Try different similar commands. Try vxdisk init. Try vxdg init dg_ota disk=sdb. Try encapsulating the disk. These approaches failed.

    Attempt1:  Is the disk labelled (with a partition table)? Is it in use by something else?

No data on the disk. One LVM partition was created. I deleted this and created a single standard DOS partition to ensure the label and put it in a commonly accepted disk layout which VxVM should recognize. This failed to resolve the problem

    Attempt2:   What is unusual about these disks?

They are internal disks, no multipathing, managed by an integrated IBM-rebranded LSI RAID controller. This means that vxddladm did not recognize the “enclosure”. It saw the disk (# /etc/vx.d/diag.d/vxdmpinq sdb -> IBM ServRAID M5110e ). I tried manually adding it, but that caused it to see only a single disk. And this was overkill. I didn’t really want to define a new enclosure. I just wanted it to see the disks – skip the multipathing. So I deleted the enclosure and started looking at the ‘vxddladm addforeign’ command (which lets the enclosure handle MP).  Before trying this,  I noticed a different approach, which worked …

    Solution:

Create the disks NOT as the default-CDS, but instead as sliced. 
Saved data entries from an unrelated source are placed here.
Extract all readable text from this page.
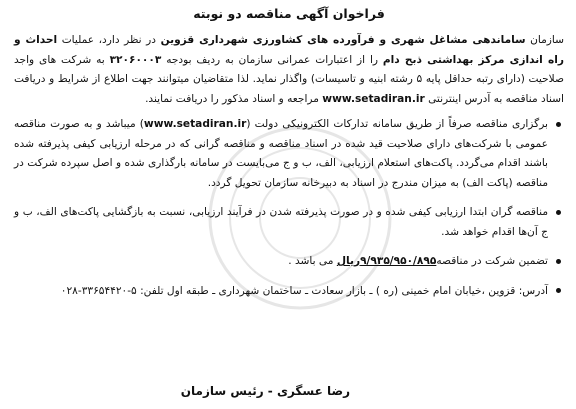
فراخوان آگهی مناقصه دو نوبته

سازمان ساماندهی مشاغل شهری و فرآورده های کشاورزی شهرداری قزوین در نظر دارد، عملیات احداث و راه اندازی مرکز بهداشتی ذبح دام را از اعتبارات عمرانی سازمان به ردیف بودجه ۳۲۰۶۰۰۰۳ به شرکت های واجد صلاحیت (دارای رتبه حداقل پایه ۵ رشته ابنیه و تاسیسات) واگذار نماید. لذا متقاضیان میتوانند جهت اطلاع از شرایط و دریافت اسناد مناقصه به آدرس اینترنتی www.setadiran.ir مراجعه و اسناد مذکور را دریافت نمایند.

برگزاری مناقصه صرفاً از طریق سامانه تدارکات الکترونیکی دولت (www.setadiran.ir) میباشد و به صورت مناقصه عمومی با شرکت‌های دارای صلاحیت قید شده در اسناد مناقصه و مناقصه گرانی که در مرحله ارزیابی کیفی پذیرفته شده باشند اقدام می‌گردد. پاکت‌های استعلام ارزیابی، الف، ب و ج می‌بایست در سامانه بارگذاری شده و اصل سپرده شرکت در مناقصه (پاکت الف) به میزان مندرج در اسناد به دبیرخانه سازمان تحویل گردد.
مناقصه گران ابتدا ارزیابی کیفی شده و در صورت پذیرفته شدن در فرآیند ارزیابی، نسبت به بازگشایی پاکت‌های الف، ب و ج آن‌ها اقدام خواهد شد.
تضمین شرکت در مناقصه۹/۹۳۵/۹۵۰/۸۹۵ریال می باشد .
آدرس: قزوین ،خیابان امام خمینی (ره ) ـ بازار سعادت ـ ساختمان شهرداری ـ طبقه اول تلفن: ۵-۳۳۶۵۴۴۲۰-۰۲۸
رضا عسگری - رئیس سازمان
The actual problem seems to be that the CDS is based on a solaris-style partition table – it assumes a partition table of 8 entries and uses the 8th one (for both private and public regions-surprisingly). This fails with a DOS-based MBR 4-partition table/label, whereas a ‘sliced’ disk uses 4th partition (for data), 5th partition as private region and 6th partition as the entire disk.
It is likely that I could have used a ‘simple’ disk instead, but a sliced is more compatible
and (apparently) could be converted to a standard CDS disk. The limitation is that sliced
disks could not be imported by a server with a very different architecture (little-endian CPU). This limitation does not apply in this case.